After a concussion, many people say their whole body hurts, not just their head.
New research from the University of Arizona College of Medicine – Phoenix shows that a brain injury goes on to suppress the entire immune system, leaving patients more susceptible to infections, viruses and pain throughout the body.
In an article published May 13 in the scientific journal Molecular Pain, the Translational Neurotrauma Research Program reports that a brain injury can evolve into a disease condition, rather than being isolated to a single event. Furthermore, the disease process escapes the brain, to affect the entire body and its immune system.
Jonathan Lifshitz, PhD, director of the Translational Neurotrauma Research Program at Barrow Neurological Institute at Phoenix Children’s Hospital, in conjunction with the Department of Child Healthat the University of Arizona College of Medicine – Phoenix, led a collaborative team of scientists to the groundbreaking findings that Lifshitz called “both remarkable and simple.”
The group’s research showed that following a brain injury, the immune system is highly activated, so much so that immune-active molecules migrate from the brain to the body. New processes are initiated in the body that lead to peripheral sensitivity or pain in another part of the body.
In this study, rodents received brain surgery or a brain injury. Within a week after the injury, inflammation-promoting molecules were elevated in the brain and blood. These molecules were hypothesized to sensitize sensation in the paws of brain-injured animals and their response to a local inflammatory challenge (like a bee sting). Surprisingly, brain-injured animals that seemed to be recovered showed heightened sensitivity, which was exaggerated by the inflammatory challenge. The investigators showed that the activity of regulatory T-cells, which control activation of the immune system, were significantly reduced after brain-injury. Brain-injured animals did not regulate inflammation in the periphery, despite any direct intervention there.
“The study showed that the brain injury was challenging other systems in the body,” Lifshitz said. “The biggest complaint following a brain injury is neuropathic pain.”
Previous studies have shown that headache, hypersensitivity to light, sound or touch are complications of a traumatic brain injury. But the researchers said the innovation of their study was in examining pain in parts of the body remote to the brain injury. These outcomes were further exaggerated by introducing an inflammatory event.

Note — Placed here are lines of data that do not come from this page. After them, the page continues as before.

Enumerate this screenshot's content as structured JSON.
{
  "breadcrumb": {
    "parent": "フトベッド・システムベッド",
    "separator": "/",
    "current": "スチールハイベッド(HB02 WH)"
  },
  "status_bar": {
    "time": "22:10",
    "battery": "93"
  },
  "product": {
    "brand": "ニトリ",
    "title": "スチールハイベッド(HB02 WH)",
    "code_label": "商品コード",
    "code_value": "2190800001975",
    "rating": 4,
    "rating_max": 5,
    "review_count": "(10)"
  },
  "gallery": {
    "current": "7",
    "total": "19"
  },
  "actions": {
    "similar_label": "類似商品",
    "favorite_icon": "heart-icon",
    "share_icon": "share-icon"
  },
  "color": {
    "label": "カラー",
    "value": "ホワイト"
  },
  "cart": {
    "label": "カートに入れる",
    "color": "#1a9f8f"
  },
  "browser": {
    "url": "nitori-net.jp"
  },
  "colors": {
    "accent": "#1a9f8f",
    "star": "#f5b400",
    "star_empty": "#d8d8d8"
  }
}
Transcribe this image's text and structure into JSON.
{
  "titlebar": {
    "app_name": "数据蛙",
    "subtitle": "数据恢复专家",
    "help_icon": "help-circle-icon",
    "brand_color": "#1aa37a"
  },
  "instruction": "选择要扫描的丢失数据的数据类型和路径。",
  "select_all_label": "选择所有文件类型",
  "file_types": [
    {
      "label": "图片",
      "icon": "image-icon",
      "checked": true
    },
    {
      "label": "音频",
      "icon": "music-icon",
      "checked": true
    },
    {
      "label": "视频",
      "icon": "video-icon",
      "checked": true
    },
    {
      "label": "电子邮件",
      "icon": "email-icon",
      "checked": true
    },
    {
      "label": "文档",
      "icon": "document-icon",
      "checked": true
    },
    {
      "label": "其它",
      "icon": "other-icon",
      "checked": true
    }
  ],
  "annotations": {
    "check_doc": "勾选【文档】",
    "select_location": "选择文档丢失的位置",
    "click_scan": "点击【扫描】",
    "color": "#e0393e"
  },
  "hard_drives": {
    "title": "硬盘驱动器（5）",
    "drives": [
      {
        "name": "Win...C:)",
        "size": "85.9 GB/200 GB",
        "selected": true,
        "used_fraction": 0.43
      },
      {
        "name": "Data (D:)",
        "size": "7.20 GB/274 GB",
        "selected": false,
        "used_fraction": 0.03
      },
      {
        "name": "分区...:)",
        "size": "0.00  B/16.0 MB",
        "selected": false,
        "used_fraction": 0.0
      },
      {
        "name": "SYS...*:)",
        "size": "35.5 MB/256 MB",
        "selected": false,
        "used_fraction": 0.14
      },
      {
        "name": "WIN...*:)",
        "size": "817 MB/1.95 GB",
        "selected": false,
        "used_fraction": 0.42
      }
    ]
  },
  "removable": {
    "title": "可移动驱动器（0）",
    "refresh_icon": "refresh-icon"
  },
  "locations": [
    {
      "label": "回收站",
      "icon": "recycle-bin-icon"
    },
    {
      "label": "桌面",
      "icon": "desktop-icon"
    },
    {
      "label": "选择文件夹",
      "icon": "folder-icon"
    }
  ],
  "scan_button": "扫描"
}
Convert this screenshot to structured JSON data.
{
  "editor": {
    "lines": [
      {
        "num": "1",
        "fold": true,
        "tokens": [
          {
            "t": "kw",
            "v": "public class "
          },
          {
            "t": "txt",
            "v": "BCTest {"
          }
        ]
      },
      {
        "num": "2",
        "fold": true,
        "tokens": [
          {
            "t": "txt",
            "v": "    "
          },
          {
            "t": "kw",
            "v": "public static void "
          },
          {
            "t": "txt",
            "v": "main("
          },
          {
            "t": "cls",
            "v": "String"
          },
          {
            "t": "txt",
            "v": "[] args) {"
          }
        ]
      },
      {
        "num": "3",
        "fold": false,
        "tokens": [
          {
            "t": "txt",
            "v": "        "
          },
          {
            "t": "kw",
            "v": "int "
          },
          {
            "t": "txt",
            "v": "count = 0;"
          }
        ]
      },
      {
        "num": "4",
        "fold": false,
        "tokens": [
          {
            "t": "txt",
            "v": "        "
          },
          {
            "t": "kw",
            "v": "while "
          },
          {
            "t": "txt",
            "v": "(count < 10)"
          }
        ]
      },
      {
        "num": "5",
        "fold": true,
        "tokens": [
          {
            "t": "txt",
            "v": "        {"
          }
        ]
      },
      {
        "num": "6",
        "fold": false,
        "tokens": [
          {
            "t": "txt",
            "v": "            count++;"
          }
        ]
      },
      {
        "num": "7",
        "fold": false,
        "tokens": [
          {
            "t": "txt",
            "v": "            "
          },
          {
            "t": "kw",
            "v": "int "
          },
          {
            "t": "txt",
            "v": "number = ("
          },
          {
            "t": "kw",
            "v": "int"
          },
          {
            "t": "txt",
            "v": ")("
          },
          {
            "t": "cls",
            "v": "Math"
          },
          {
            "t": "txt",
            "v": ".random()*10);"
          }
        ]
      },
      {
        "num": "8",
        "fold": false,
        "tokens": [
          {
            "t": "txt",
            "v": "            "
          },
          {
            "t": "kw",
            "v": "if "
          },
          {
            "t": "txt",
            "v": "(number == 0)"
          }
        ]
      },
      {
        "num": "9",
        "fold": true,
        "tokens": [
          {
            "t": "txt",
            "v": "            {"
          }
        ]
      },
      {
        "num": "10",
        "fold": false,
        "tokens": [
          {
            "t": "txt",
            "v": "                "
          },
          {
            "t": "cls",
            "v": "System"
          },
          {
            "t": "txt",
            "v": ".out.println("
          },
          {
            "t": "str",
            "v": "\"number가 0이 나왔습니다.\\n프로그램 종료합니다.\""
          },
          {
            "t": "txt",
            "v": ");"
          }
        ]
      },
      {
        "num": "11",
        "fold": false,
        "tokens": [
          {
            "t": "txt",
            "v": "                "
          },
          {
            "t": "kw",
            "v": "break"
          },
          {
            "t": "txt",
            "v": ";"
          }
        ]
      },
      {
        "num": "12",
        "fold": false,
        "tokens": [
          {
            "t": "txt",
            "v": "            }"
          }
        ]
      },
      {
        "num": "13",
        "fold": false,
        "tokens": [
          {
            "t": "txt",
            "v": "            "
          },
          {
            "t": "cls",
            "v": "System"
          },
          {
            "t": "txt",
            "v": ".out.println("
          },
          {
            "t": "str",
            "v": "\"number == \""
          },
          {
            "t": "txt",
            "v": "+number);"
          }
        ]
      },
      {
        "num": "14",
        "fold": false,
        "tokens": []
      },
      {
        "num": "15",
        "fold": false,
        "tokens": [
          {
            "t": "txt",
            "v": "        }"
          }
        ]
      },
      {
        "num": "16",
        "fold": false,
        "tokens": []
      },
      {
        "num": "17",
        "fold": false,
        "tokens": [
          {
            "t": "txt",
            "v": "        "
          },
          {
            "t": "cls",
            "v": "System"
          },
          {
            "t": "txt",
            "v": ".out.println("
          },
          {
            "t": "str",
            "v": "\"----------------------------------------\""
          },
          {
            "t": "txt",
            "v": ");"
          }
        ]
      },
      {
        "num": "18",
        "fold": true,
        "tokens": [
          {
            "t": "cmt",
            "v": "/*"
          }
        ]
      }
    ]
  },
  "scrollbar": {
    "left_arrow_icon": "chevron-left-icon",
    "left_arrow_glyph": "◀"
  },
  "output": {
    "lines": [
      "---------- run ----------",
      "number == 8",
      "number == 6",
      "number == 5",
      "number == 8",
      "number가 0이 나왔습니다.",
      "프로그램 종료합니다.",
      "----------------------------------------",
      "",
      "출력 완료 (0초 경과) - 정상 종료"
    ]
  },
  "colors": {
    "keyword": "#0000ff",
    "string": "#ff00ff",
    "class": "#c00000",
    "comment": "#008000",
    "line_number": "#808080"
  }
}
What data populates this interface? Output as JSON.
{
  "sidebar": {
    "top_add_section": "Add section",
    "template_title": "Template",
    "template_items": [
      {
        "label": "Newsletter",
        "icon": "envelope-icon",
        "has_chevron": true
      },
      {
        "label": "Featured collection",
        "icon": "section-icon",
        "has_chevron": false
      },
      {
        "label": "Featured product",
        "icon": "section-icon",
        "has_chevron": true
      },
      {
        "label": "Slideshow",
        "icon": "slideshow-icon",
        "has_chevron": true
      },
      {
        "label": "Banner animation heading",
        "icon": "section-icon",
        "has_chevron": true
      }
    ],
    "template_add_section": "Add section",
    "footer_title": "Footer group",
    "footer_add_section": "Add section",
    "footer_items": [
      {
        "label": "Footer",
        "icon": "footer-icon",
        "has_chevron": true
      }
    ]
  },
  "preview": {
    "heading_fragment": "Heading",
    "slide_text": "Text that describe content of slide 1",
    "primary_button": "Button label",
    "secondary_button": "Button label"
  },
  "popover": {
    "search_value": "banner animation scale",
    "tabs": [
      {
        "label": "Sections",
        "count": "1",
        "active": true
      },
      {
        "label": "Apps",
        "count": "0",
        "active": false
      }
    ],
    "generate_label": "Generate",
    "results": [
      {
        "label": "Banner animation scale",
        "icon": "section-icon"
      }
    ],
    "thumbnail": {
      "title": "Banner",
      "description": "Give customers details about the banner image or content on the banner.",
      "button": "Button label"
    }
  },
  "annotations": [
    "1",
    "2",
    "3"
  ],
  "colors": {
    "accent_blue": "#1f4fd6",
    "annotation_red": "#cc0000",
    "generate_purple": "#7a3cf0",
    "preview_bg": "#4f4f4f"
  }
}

The multi-disciplinary project was made possible by a network of collaborators. The primary experiments were carried out by Rachel K. Rowe, PhD, a Science Foundation Arizona Bisgrove Scholar at Phoenix Children’s Hospital. The five-year collaboration included experts in immunology and pain at the University of Kentucky College of Medicine. Francesc Marti, PhD, and Linda Van Eldik, PhD, guided experiments that showed dysfunction of the immune system following a concussion. Bradley Taylor, PhD, an expert in cellular pain mechanisms, helped design and interpret experiments that assessed pain in other parts of the body following brain injury.
Rowe and Lifshitz said the next step is to figure out how long it takes the body to recover on its own, and to study whether a therapeutic approach, such as T-cell injections, could help balance the immune system faster.